NEW YORK (Reuters) - The dollar was steady against a basket of currencies on Wednesday, supported by strong U.S. third-quarter economic growth data, but uncertainty surrounding lawmakers’ efforts to pass a tax bill kept dollar bulls in check.
The dollar index, which measures the greenback against six rival currencies, was at 93.231, little changed on the day.
Congressional Republicans scrambled on Wednesday to reformulate their tax-cut bill to satisfy lawmakers worried about how much it would expand the federal deficit, as the measure moved toward a U.S. Senate floor vote later this week.
The U.S. Senate will vote later Wednesday on whether to begin debate on a Republican tax bill, Senate Majority Leader Mitch McConnell told the chamber.
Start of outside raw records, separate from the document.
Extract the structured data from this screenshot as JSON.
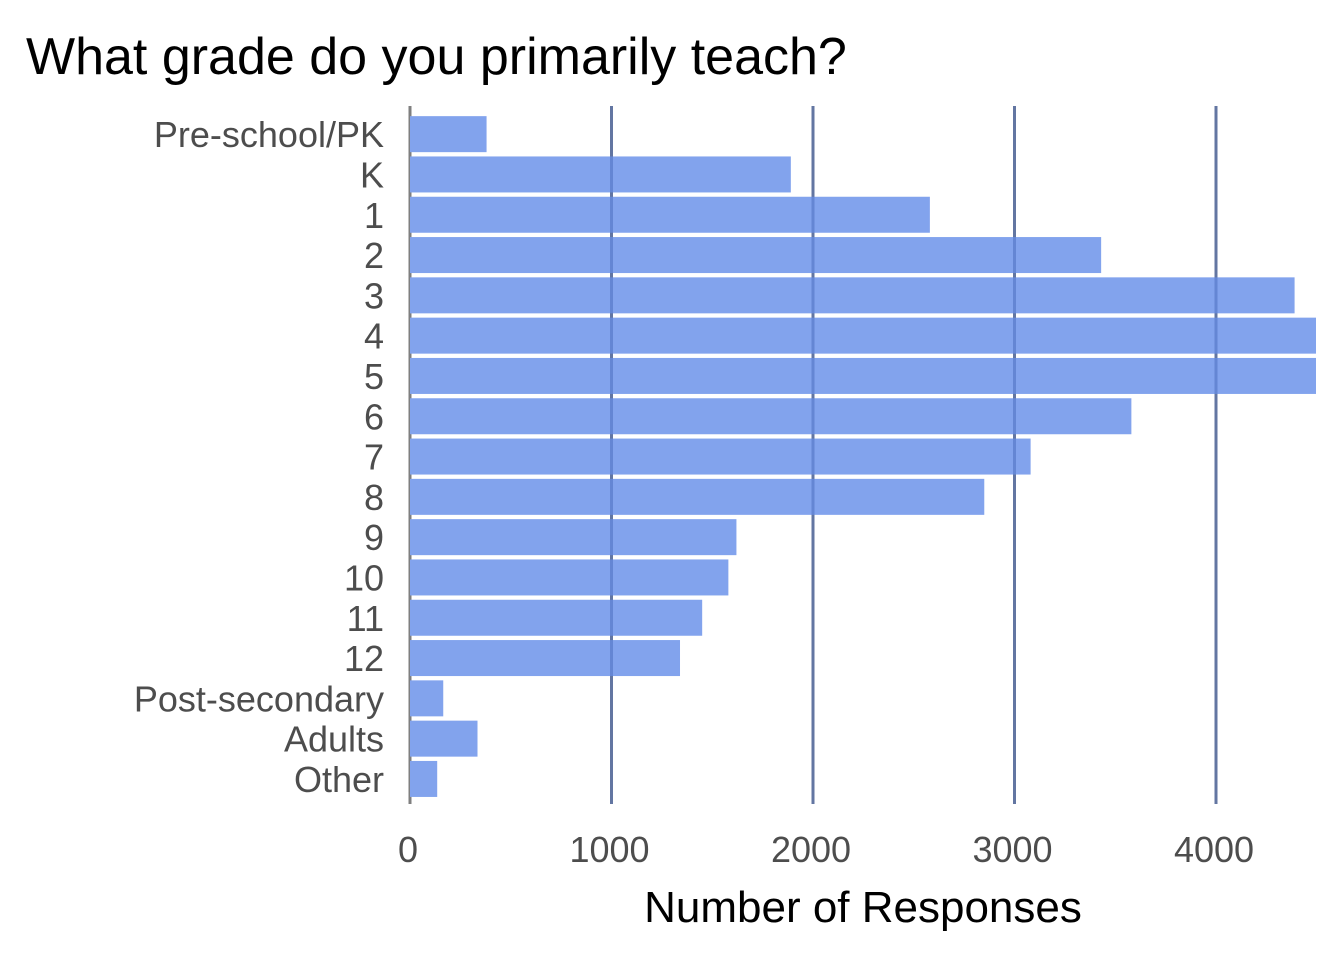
{
  "colors": {
    "bar": "#82a3ed",
    "grid": "#7f7f7f",
    "label": "#4d4d4d",
    "title": "#000000",
    "background": "#ffffff"
  },
  "chart_data": {
    "type": "bar",
    "orientation": "horizontal",
    "title": "What grade do you primarily teach?",
    "xlabel": "Number of Responses",
    "ylabel": "",
    "categories": [
      "Pre-school/PK",
      "K",
      "1",
      "2",
      "3",
      "4",
      "5",
      "6",
      "7",
      "8",
      "9",
      "10",
      "11",
      "12",
      "Post-secondary",
      "Adults",
      "Other"
    ],
    "values": [
      380,
      1890,
      2580,
      3430,
      4390,
      4500,
      4500,
      3580,
      3080,
      2850,
      1620,
      1580,
      1450,
      1340,
      165,
      335,
      135
    ],
    "xlim": [
      0,
      4500
    ],
    "xticks": [
      0,
      1000,
      2000,
      3000,
      4000
    ],
    "xtick_labels": [
      "0",
      "1000",
      "2000",
      "3000",
      "4000"
    ],
    "grid": "vertical",
    "legend": "none"
  }
}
“There is a lot on the Trump administration’s plate in December and their track record is not the best,” said Alfonso Esparza, senior currency analyst at OANDA in Toronto.
“Until something is delivered the market is a bit hesitant.”
The dollar index, which slipped nearly 1 percent last week, is up 0.5 percent so far this week.
“It’s a little bit of an unwind of what we saw last week,” said Brad Bechtel, managing director FX at Jefferies in New York.
The greenback has drawn support from strong data and remarks on Tuesday by Federal Reserve chair nominee Jerome Powell signalling that the central bank is likely to raise interest rates again next month, Bechtel said.
Data on Wednesday showed the U.S. economy grew faster than initially thought in the third quarter, notching its quickest pace in three years, as increases in business investment in inventories and equipment offset a moderation in consumer spending.
Against the yen the dollar was 0.36 percent higher, as U.S. Treasury yields climbed after the upbeat GDP data.
Bitcoin was the most eye-catching mover, and zoomed past $11,000 to hit a record high of $11,395 before pulling back to trade at $9,919.58, little changed on the day.
Sterling rose to a two-month high after European Union diplomats said that Britain has moved “close” to EU demands over Brexit, although concerns that differences remain on key conditions capped the currency’s gains on Wednesday.
Sterling was 0.59 percent higher at $1.3415.
The Canadian dollar weakened to a nearly four-week low against its U.S. counterpart as oil prices fell.